Fait intéressant, l’étendue de la maladie sur l’angiographie pulmonaire CT n’était pas significativement différente entre les patients avec ou sans EP. À l’inverse, parmi les 53 patients référés pour une détérioration respiratoire clinique ayant subi une tomodensitométrie antérieure, une augmentation de l’étendue de la maladie a été plus fréquemment observée dans le groupe PE négatif. Les patients atteints d’EP étaient plus fréquemment hospitalisés en soins intensifs et plus fréquemment sous ventilation mécanique, avec une durée médiane d’hospitalisation plus longue (15 contre 8 jours, p = 0,04). En ce qui concerne le résultat, il y a eu 4 décès dans le groupe PE positif (4/32, 13%) et douze dans le groupe PE négatif (12/135, 12%) dans un suivi médian de 26 et 27 jours, respectivement.

Le niveau de D-dimère était significativement plus élevé dans le groupe PE; ce qui signifie que l’augmentation du D-dimère n’est pas seulement un marqueur de la gravité de la pneumonie, mais est associée à un risque plus élevé de PE. Nos données ne permettent pas de définir un seuil précis de risque d’EP dans cette population spécifique. Cependant, l’incidence cumulée élevée de PE que nous avons observée suggère d’utiliser plus fréquemment un produit de contraste pour l’évaluation des patients COVID-19 sous tomodensitométrie.

Certains auteurs ont suggéré d’utiliser un traitement anticoagulant à l’héparine de bas poids moléculaire chez les patients atteints de pneumonie sévère présentant une activation excessive de la coagulation, définie comme des valeurs de D-dimères 4 fois supérieures à la limite supérieure normale.
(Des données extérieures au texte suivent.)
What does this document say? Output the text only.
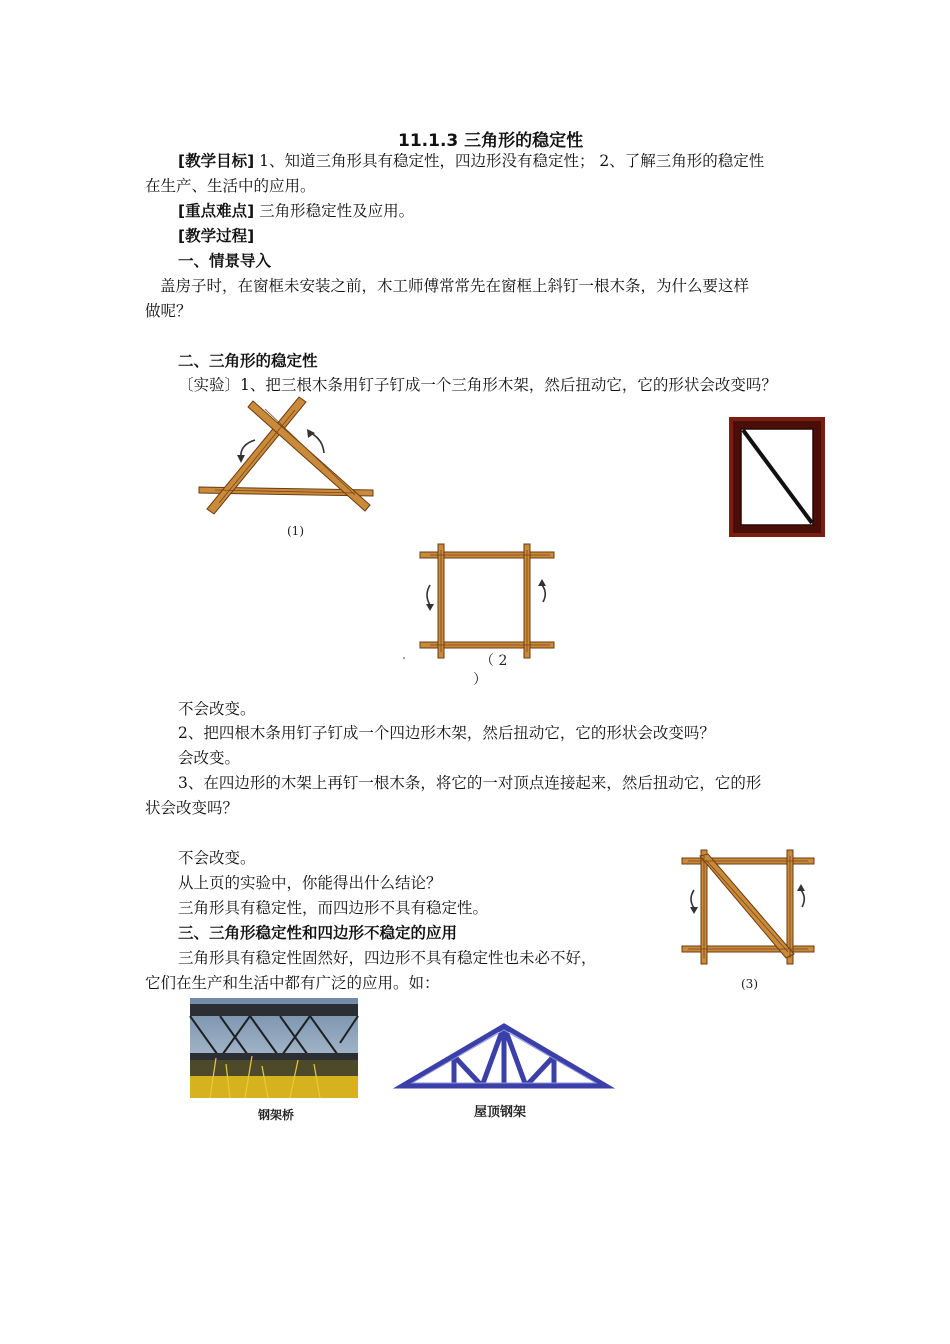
11.1.3 三角形的稳定性
[教学目标] 1、知道三角形具有稳定性，四边形没有稳定性； 2、了解三角形的稳定性
在生产、生活中的应用。
[重点难点] 三角形稳定性及应用。
[教学过程]
一、情景导入
盖房子时，在窗框未安装之前，木工师傅常常先在窗框上斜钉一根木条，为什么要这样
做呢？
二、三角形的稳定性
〔实验〕1、把三根木条用钉子钉成一个三角形木架，然后扭动它，它的形状会改变吗？
(1)
（ 2
）
不会改变。
2、把四根木条用钉子钉成一个四边形木架，然后扭动它，它的形状会改变吗？
会改变。
3、在四边形的木架上再钉一根木条，将它的一对顶点连接起来，然后扭动它，它的形
状会改变吗？
不会改变。
从上页的实验中，你能得出什么结论？
三角形具有稳定性，而四边形不具有稳定性。
(3)
三、三角形稳定性和四边形不稳定的应用
三角形具有稳定性固然好，四边形不具有稳定性也未必不好，
它们在生产和生活中都有广泛的应用。如：
钢架桥	屋顶钢架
Tang et coll. la mortalité à 28 jours a été plus faible chez les patients présentant un D-dimère > 6 fois la limite supérieure de la normale qui ont reçu de l’héparine à une dose prophylactique, par rapport à ceux qui n’en ont pas reçu.

Dans notre étude, l’anticoagulation prophylactique n’a pas évité l’apparition de PE chez les patients hospitalisés, soulignant la nécessité d’adapter la prophylaxie de la thrombose chez les patients atteints d’infection par le SRAS-Cov-2.
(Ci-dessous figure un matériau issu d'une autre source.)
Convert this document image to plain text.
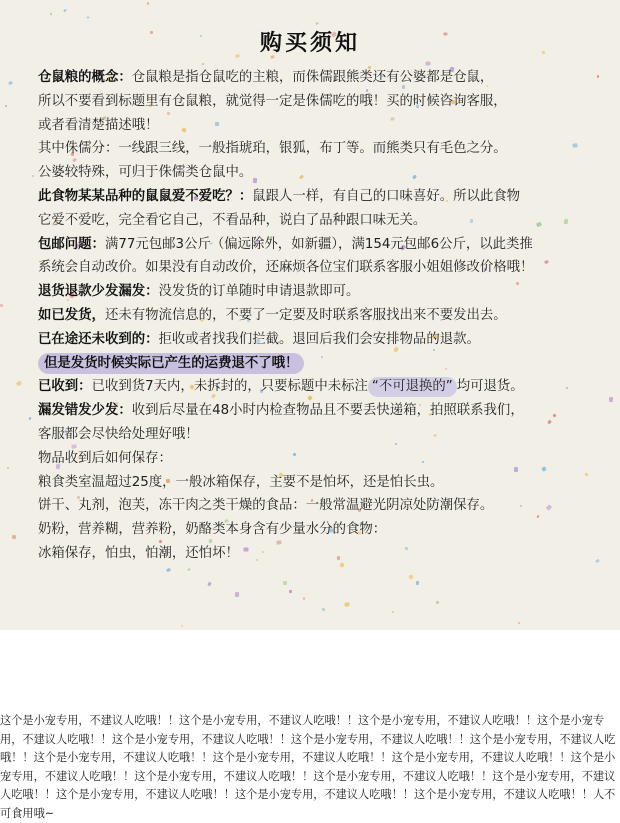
购买须知
仓鼠粮的概念：仓鼠粮是指仓鼠吃的主粮，而侏儒跟熊类还有公婆都是仓鼠，
所以不要看到标题里有仓鼠粮，就觉得一定是侏儒吃的哦！买的时候咨询客服，
或者看清楚描述哦！
其中侏儒分：一线跟三线，一般指琥珀，银狐，布丁等。而熊类只有毛色之分。
公婆较特殊，可归于侏儒类仓鼠中。
此食物某某品种的鼠鼠爱不爱吃？：鼠跟人一样，有自己的口味喜好。所以此食物
它爱不爱吃，完全看它自己，不看品种，说白了品种跟口味无关。
包邮问题：满77元包邮3公斤（偏远除外，如新疆），满154元包邮6公斤，以此类推
系统会自动改价。如果没有自动改价，还麻烦各位宝们联系客服小姐姐修改价格哦！
退货退款少发漏发：没发货的订单随时申请退款即可。
如已发货，还未有物流信息的，不要了一定要及时联系客服找出来不要发出去。
已在途还未收到的：拒收或者找我们拦截。退回后我们会安排物品的退款。
但是发货时候实际已产生的运费退不了哦！
已收到：已收到货7天内，未拆封的，只要标题中未标注 “不可退换的” 均可退货。
漏发错发少发：收到后尽量在48小时内检查物品且不要丢快递箱，拍照联系我们，
客服都会尽快给处理好哦！
物品收到后如何保存：
粮食类室温超过25度，一般冰箱保存，主要不是怕坏，还是怕长虫。
饼干、丸剂，泡芙，冻干肉之类干燥的食品：一般常温避光阴凉处防潮保存。
奶粉，营养糊，营养粉，奶酪类本身含有少量水分的食物：
冰箱保存，怕虫，怕潮，还怕坏！
这个是小宠专用，不建议人吃哦！！这个是小宠专用，不建议人吃哦！！这个是小宠专用，不建议人吃哦！！这个是小宠专用，不建议人吃哦！！这个是小宠专用，不建议人吃哦！！这个是小宠专用，不建议人吃哦！！这个是小宠专用，不建议人吃哦！！这个是小宠专用，不建议人吃哦！！这个是小宠专用，不建议人吃哦！！这个是小宠专用，不建议人吃哦！！这个是小宠专用，不建议人吃哦！！这个是小宠专用，不建议人吃哦！！这个是小宠专用，不建议人吃哦！！这个是小宠专用，不建议人吃哦！！这个是小宠专用，不建议人吃哦！！这个是小宠专用，不建议人吃哦！！这个是小宠专用，不建议人吃哦！！人不可食用哦~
Une embolie pulmonaire et une thrombose veineuse profonde (TVP) ont été rapportées dans d’autres pneumonies virales, mais pas aussi fréquemment que chez les patients atteints de COVID-19. Sur les 119 personnes admises à l’hôpital pour une infection par le virus de la grippe A H1N1, sept (5,9 %) ont présenté des événements vasculaires thrombotiques, dont 1 EP et trois TVP.
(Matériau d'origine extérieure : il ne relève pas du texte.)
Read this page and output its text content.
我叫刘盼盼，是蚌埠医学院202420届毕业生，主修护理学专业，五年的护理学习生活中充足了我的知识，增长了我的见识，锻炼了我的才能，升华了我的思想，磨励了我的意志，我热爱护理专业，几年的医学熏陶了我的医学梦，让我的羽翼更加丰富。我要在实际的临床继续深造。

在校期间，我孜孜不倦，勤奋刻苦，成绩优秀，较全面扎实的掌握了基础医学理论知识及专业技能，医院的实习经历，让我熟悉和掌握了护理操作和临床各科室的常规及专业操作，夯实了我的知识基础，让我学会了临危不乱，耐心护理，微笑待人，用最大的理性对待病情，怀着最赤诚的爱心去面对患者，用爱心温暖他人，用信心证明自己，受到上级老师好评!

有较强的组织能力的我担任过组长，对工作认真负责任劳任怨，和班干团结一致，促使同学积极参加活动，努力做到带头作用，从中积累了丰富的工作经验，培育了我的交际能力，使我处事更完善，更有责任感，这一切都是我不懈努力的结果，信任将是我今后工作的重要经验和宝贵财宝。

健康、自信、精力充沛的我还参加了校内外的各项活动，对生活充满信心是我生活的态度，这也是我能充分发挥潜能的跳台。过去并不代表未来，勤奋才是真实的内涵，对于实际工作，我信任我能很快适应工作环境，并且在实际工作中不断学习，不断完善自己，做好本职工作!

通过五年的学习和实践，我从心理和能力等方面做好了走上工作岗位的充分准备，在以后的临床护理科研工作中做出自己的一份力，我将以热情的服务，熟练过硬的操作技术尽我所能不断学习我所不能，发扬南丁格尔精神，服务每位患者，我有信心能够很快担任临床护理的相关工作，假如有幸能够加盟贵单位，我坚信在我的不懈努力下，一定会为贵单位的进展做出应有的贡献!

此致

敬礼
Notre étude présente plusieurs limites. L’administration de contraste n’ayant pas été systématiquement utilisée, notre étude ne permet pas d’évaluer l’incidence de l’EP pour tous les patients atteints de COVID-19. Alors que tous les patients référés en raison d’une détérioration clinique présentaient une tomodensitométrie à contraste accru, la raison pour laquelle l’EP a été suspectée comme diagnostic simultané de pneumonie COVID-19 lors de la présentation initiale ne peut pas être évaluée avec précision, compte tenu de la conception rétrospective de notre étude. Pour la même raison, une analyse approfondie des comorbidités et en particulier des antécédents de thromboembolie veineuse n’a pas été possible. Nous n’avons pas été en mesure d’évaluer la présence de thrombose veineuse profonde dans notre population étudiée car aucun des patients n’a subi d’échographie de compression. . Enfin, notre étude ne permet pas de définir quelle valeur de coupure du D-dimère devrait déclencher l’administration de contraste, lors de l’évaluation des patients COVID-19 sous tomodensitométrie. Cela reste une question ouverte à résoudre par une évaluation prospective.

En conclusion, nous avons observé que près d’un quart des patients atteints de pneumonie COVID-19 évalués après administration de contraste présentaient une embolie pulmonaire aiguë par tomodensitométrie. Cela suggère d’utiliser plus largement le contraste lors de l’examen par tomodensitométrie thoracique chez les patients atteints de pneumonie COVID-19, en particulier chez ceux présentant une élévation marquée du D-dimère.